Discrete-Time Implementation of Explicit Reference Governor
Mu'taz A. Momani, Mehdi Hosseinzadeh
TL;DR
The paper addresses constraint handling for pre-stabilized systems by introducing a discrete-time Explicit Reference Governor (ERG) that updates the applied reference via $v(kdt) = v((k-1)dt) + dt \cdot \kappa \cdot g(x(kdt), v((k-1)dt), r)$ using a Lyapunov-based Dynamic Safety Margin and an Attraction Field. It derives per-step bounds on the design gain $\kappa(kdt)$ to preserve the invariant admissible set and proves convergence to $r$ when strictly steady-state admissible or to the best admissible $r^*$ otherwise, through Lyapunov analysis with $W(v(kdt)) = \sum_{\omega=v(kdt)}^{r} \|\rho(\omega,r)\|^2$. The method features a simple, dynamic $\kappa$ without offline tuning and provides a pseudocode implementation, validated by simulations on a double integrator and aircraft longitudinal dynamics, and experimentally on a Parrot Bebop 2 drone. Results show dynamic $\kappa$ yields constraint satisfaction with improved convergence compared to fixed-gain schemes, making discrete-time ERG practical for safety-critical applications.
Abstract
Explicit reference governor (ERG) is an add-on unit that provides constraint handling capability to pre-stabilized systems. The main idea behind ERG is to manipulate the derivative of the applied reference in continuous time such that the satisfaction of state and input constraints is guaranteed at all times.
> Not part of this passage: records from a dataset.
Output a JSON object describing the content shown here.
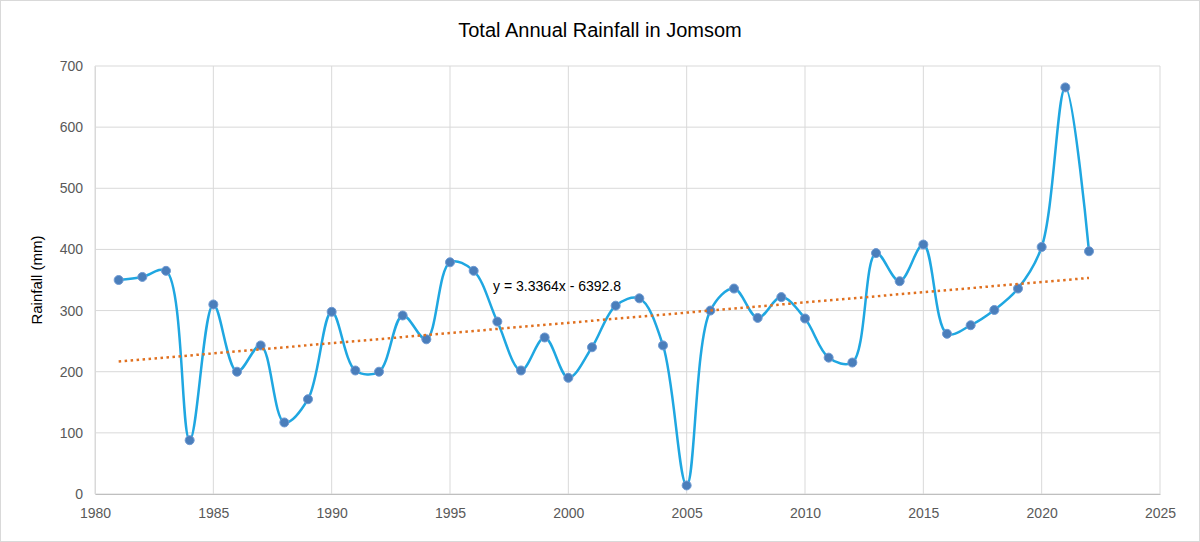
{
  "chart_data": {
    "type": "line",
    "title": "Total Annual Rainfall in Jomsom",
    "y_label": "Rainfall (mm)",
    "annotations": [
      "y = 3.3364x - 6392.8"
    ],
    "x": [
      1981,
      1982,
      1983,
      1984,
      1985,
      1986,
      1987,
      1988,
      1989,
      1990,
      1991,
      1992,
      1993,
      1994,
      1995,
      1996,
      1997,
      1998,
      1999,
      2000,
      2001,
      2002,
      2003,
      2004,
      2005,
      2006,
      2007,
      2008,
      2009,
      2010,
      2011,
      2012,
      2013,
      2014,
      2015,
      2016,
      2017,
      2018,
      2019,
      2020,
      2021,
      2022
    ],
    "series": [
      {
        "type": "line",
        "color": "#1fa7e1",
        "marker": "circle",
        "line_style": "smooth",
        "values": [
          350,
          355,
          365,
          88,
          310,
          200,
          243,
          117,
          155,
          298,
          202,
          200,
          292,
          253,
          379,
          365,
          282,
          202,
          256,
          190,
          240,
          308,
          320,
          243,
          14,
          300,
          336,
          288,
          322,
          287,
          223,
          215,
          394,
          348,
          408,
          262,
          276,
          301,
          336,
          404,
          665,
          397
        ]
      },
      {
        "type": "line",
        "color": "#e0701f",
        "marker": "none",
        "line_style": "dotted",
        "x": [
          1981,
          2022
        ],
        "values": [
          216.6,
          353.4
        ]
      }
    ],
    "xlim": [
      1980,
      2025
    ],
    "xticks": [
      1980,
      1985,
      1990,
      1995,
      2000,
      2005,
      2010,
      2015,
      2020,
      2025
    ],
    "ylim": [
      0,
      700
    ],
    "yticks": [
      0,
      100,
      200,
      300,
      400,
      500,
      600,
      700
    ],
    "grid": true
  }
}
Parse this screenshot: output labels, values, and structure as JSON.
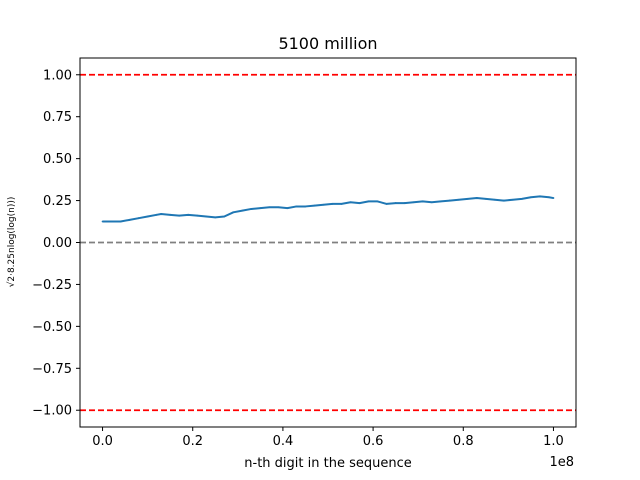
{
  "chart_data": {
    "type": "line",
    "title": "5100 million",
    "xlabel": "n-th digit in the sequence",
    "ylabel": "√2·8.25nlog(log(n)))",
    "x_offset_text": "1e8",
    "xlim": [
      -0.05,
      1.05
    ],
    "ylim": [
      -1.1,
      1.1
    ],
    "x_ticks": [
      0.0,
      0.2,
      0.4,
      0.6,
      0.8,
      1.0
    ],
    "x_tick_labels": [
      "0.0",
      "0.2",
      "0.4",
      "0.6",
      "0.8",
      "1.0"
    ],
    "y_ticks": [
      -1.0,
      -0.75,
      -0.5,
      -0.25,
      0.0,
      0.25,
      0.5,
      0.75,
      1.0
    ],
    "y_tick_labels": [
      "−1.00",
      "−0.75",
      "−0.50",
      "−0.25",
      "0.00",
      "0.25",
      "0.50",
      "0.75",
      "1.00"
    ],
    "grid": false,
    "series": [
      {
        "color": "#1f77b4",
        "x": [
          0.0,
          0.02,
          0.04,
          0.06,
          0.08,
          0.1,
          0.12,
          0.13,
          0.15,
          0.17,
          0.19,
          0.21,
          0.23,
          0.25,
          0.27,
          0.29,
          0.31,
          0.33,
          0.35,
          0.37,
          0.39,
          0.41,
          0.43,
          0.45,
          0.47,
          0.49,
          0.51,
          0.53,
          0.55,
          0.57,
          0.59,
          0.61,
          0.63,
          0.65,
          0.67,
          0.69,
          0.71,
          0.73,
          0.75,
          0.77,
          0.79,
          0.81,
          0.83,
          0.85,
          0.87,
          0.89,
          0.91,
          0.93,
          0.95,
          0.97,
          0.99,
          1.0
        ],
        "y": [
          0.125,
          0.125,
          0.125,
          0.135,
          0.145,
          0.155,
          0.165,
          0.17,
          0.165,
          0.16,
          0.165,
          0.16,
          0.155,
          0.15,
          0.155,
          0.18,
          0.19,
          0.2,
          0.205,
          0.21,
          0.21,
          0.205,
          0.215,
          0.215,
          0.22,
          0.225,
          0.23,
          0.23,
          0.24,
          0.235,
          0.245,
          0.245,
          0.23,
          0.235,
          0.235,
          0.24,
          0.245,
          0.24,
          0.245,
          0.25,
          0.255,
          0.26,
          0.265,
          0.26,
          0.255,
          0.25,
          0.255,
          0.26,
          0.27,
          0.275,
          0.27,
          0.265
        ]
      }
    ],
    "reference_lines": [
      {
        "y": 1.0,
        "color": "#ff0000",
        "style": "dashed"
      },
      {
        "y": -1.0,
        "color": "#ff0000",
        "style": "dashed"
      },
      {
        "y": 0.0,
        "color": "#808080",
        "style": "dashed"
      }
    ]
  }
}
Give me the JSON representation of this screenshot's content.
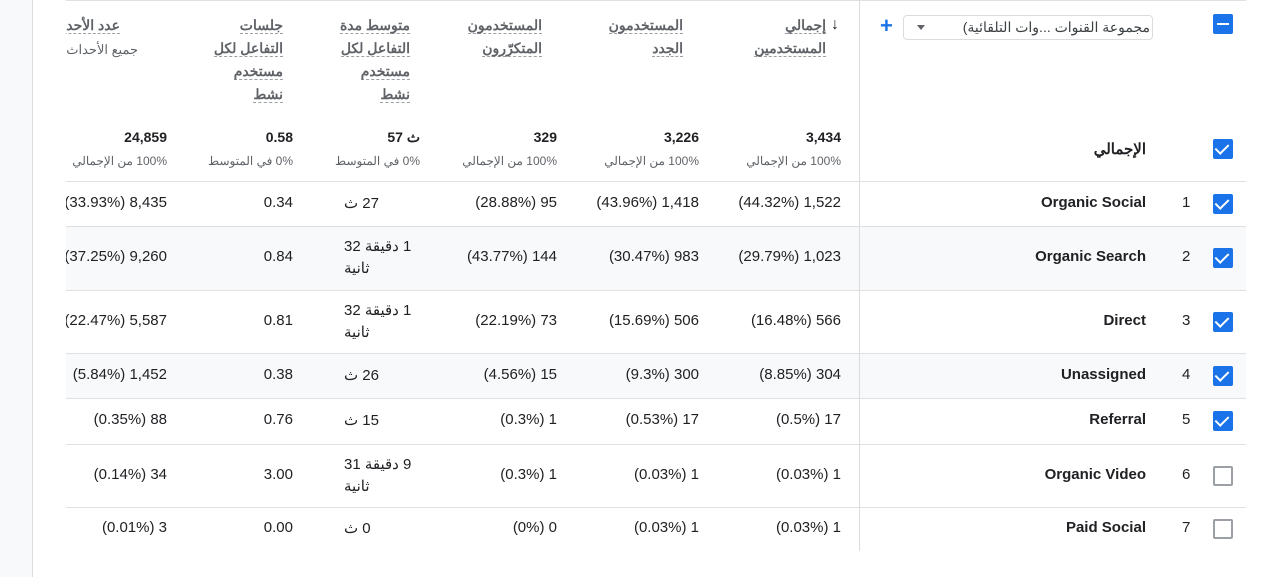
{
  "toolbar": {
    "dimension_label": "مجموعة القنوات ...وات التلقائية)",
    "add_symbol": "+"
  },
  "headers": {
    "total_users": [
      "إجمالي",
      "المستخدمين"
    ],
    "new_users": [
      "المستخدمون",
      "الجدد"
    ],
    "returning_users": [
      "المستخدمون",
      "المتكرّرون"
    ],
    "avg_engagement": [
      "متوسط مدة",
      "التفاعل لكل",
      "مستخدم",
      "نشط"
    ],
    "engaged_sessions": [
      "جلسات",
      "التفاعل لكل",
      "مستخدم",
      "نشط"
    ],
    "event_count": "عدد الأحداث",
    "event_count_sub": "جميع الأحداث"
  },
  "totals": {
    "label": "الإجمالي",
    "total_users": {
      "value": "3,434",
      "note": "100% من الإجمالي"
    },
    "new_users": {
      "value": "3,226",
      "note": "100% من الإجمالي"
    },
    "returning_users": {
      "value": "329",
      "note": "100% من الإجمالي"
    },
    "avg_engagement": {
      "value": "57 ث",
      "note": "0% في المتوسط"
    },
    "engaged_sessions": {
      "value": "0.58",
      "note": "0% في المتوسط"
    },
    "event_count": {
      "value": "24,859",
      "note": "100% من الإجمالي"
    }
  },
  "rows": [
    {
      "index": "1",
      "channel": "Organic Social",
      "checked": true,
      "total_users": "1,522",
      "total_users_pct": "(44.32%)",
      "new_users": "1,418",
      "new_users_pct": "(43.96%)",
      "returning_users": "95",
      "returning_users_pct": "(28.88%)",
      "avg_engagement": "27 ث",
      "engaged_sessions": "0.34",
      "event_count": "8,435",
      "event_count_pct": "(33.93%)"
    },
    {
      "index": "2",
      "channel": "Organic Search",
      "checked": true,
      "total_users": "1,023",
      "total_users_pct": "(29.79%)",
      "new_users": "983",
      "new_users_pct": "(30.47%)",
      "returning_users": "144",
      "returning_users_pct": "(43.77%)",
      "avg_engagement": "1 دقيقة 32 ثانية",
      "engaged_sessions": "0.84",
      "event_count": "9,260",
      "event_count_pct": "(37.25%)"
    },
    {
      "index": "3",
      "channel": "Direct",
      "checked": true,
      "total_users": "566",
      "total_users_pct": "(16.48%)",
      "new_users": "506",
      "new_users_pct": "(15.69%)",
      "returning_users": "73",
      "returning_users_pct": "(22.19%)",
      "avg_engagement": "1 دقيقة 32 ثانية",
      "engaged_sessions": "0.81",
      "event_count": "5,587",
      "event_count_pct": "(22.47%)"
    },
    {
      "index": "4",
      "channel": "Unassigned",
      "checked": true,
      "total_users": "304",
      "total_users_pct": "(8.85%)",
      "new_users": "300",
      "new_users_pct": "(9.3%)",
      "returning_users": "15",
      "returning_users_pct": "(4.56%)",
      "avg_engagement": "26 ث",
      "engaged_sessions": "0.38",
      "event_count": "1,452",
      "event_count_pct": "(5.84%)"
    },
    {
      "index": "5",
      "channel": "Referral",
      "checked": true,
      "total_users": "17",
      "total_users_pct": "(0.5%)",
      "new_users": "17",
      "new_users_pct": "(0.53%)",
      "returning_users": "1",
      "returning_users_pct": "(0.3%)",
      "avg_engagement": "15 ث",
      "engaged_sessions": "0.76",
      "event_count": "88",
      "event_count_pct": "(0.35%)"
    },
    {
      "index": "6",
      "channel": "Organic Video",
      "checked": false,
      "total_users": "1",
      "total_users_pct": "(0.03%)",
      "new_users": "1",
      "new_users_pct": "(0.03%)",
      "returning_users": "1",
      "returning_users_pct": "(0.3%)",
      "avg_engagement": "9 دقيقة 31 ثانية",
      "engaged_sessions": "3.00",
      "event_count": "34",
      "event_count_pct": "(0.14%)"
    },
    {
      "index": "7",
      "channel": "Paid Social",
      "checked": false,
      "total_users": "1",
      "total_users_pct": "(0.03%)",
      "new_users": "1",
      "new_users_pct": "(0.03%)",
      "returning_users": "0",
      "returning_users_pct": "(0%)",
      "avg_engagement": "0 ث",
      "engaged_sessions": "0.00",
      "event_count": "3",
      "event_count_pct": "(0.01%)"
    }
  ],
  "colors": {
    "accent": "#1a73e8",
    "row_alt": "#f8f9fa",
    "divider": "#e0e0e0"
  }
}
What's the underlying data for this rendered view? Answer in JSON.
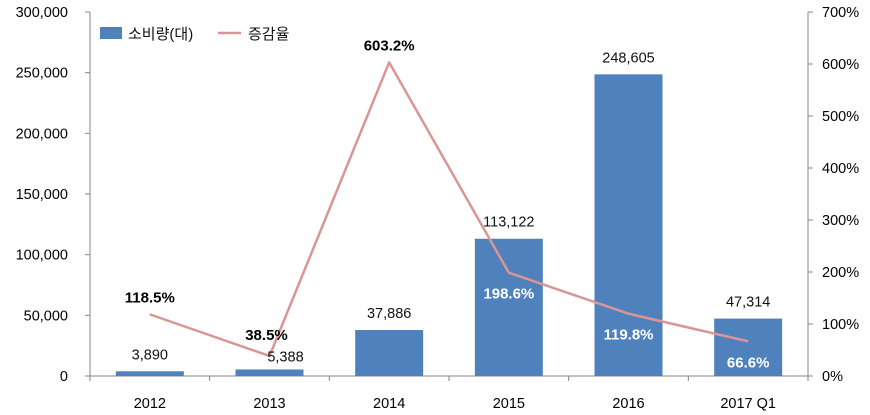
{
  "chart_data": {
    "type": "bar",
    "categories": [
      "2012",
      "2013",
      "2014",
      "2015",
      "2016",
      "2017 Q1"
    ],
    "series": [
      {
        "name": "소비량(대)",
        "type": "bar",
        "axis": "left",
        "values": [
          3890,
          5388,
          37886,
          113122,
          248605,
          47314
        ],
        "labels": [
          "3,890",
          "5,388",
          "37,886",
          "113,122",
          "248,605",
          "47,314"
        ],
        "color": "#4F81BD"
      },
      {
        "name": "증감율",
        "type": "line",
        "axis": "right",
        "values": [
          118.5,
          38.5,
          603.2,
          198.6,
          119.8,
          66.6
        ],
        "labels": [
          "118.5%",
          "38.5%",
          "603.2%",
          "198.6%",
          "119.8%",
          "66.6%"
        ],
        "label_colors": [
          "#000000",
          "#000000",
          "#000000",
          "#ffffff",
          "#ffffff",
          "#ffffff"
        ],
        "color": "#D99694"
      }
    ],
    "y_left": {
      "ylim": [
        0,
        300000
      ],
      "ticks": [
        "0",
        "50,000",
        "100,000",
        "150,000",
        "200,000",
        "250,000",
        "300,000"
      ]
    },
    "y_right": {
      "ylim": [
        0,
        700
      ],
      "ticks": [
        "0%",
        "100%",
        "200%",
        "300%",
        "400%",
        "500%",
        "600%",
        "700%"
      ]
    },
    "grid": false,
    "legend": "top-left"
  }
}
However, ERG should be practically implemented in discrete-time. This paper studies the discrete-time implementation of ERG, and provides conditions under which the feasibility and convergence properties of the ERG framework are maintained when the updates of the applied reference are performed in discrete time. The proposed approach is validated via extensive simulation and experimental studies.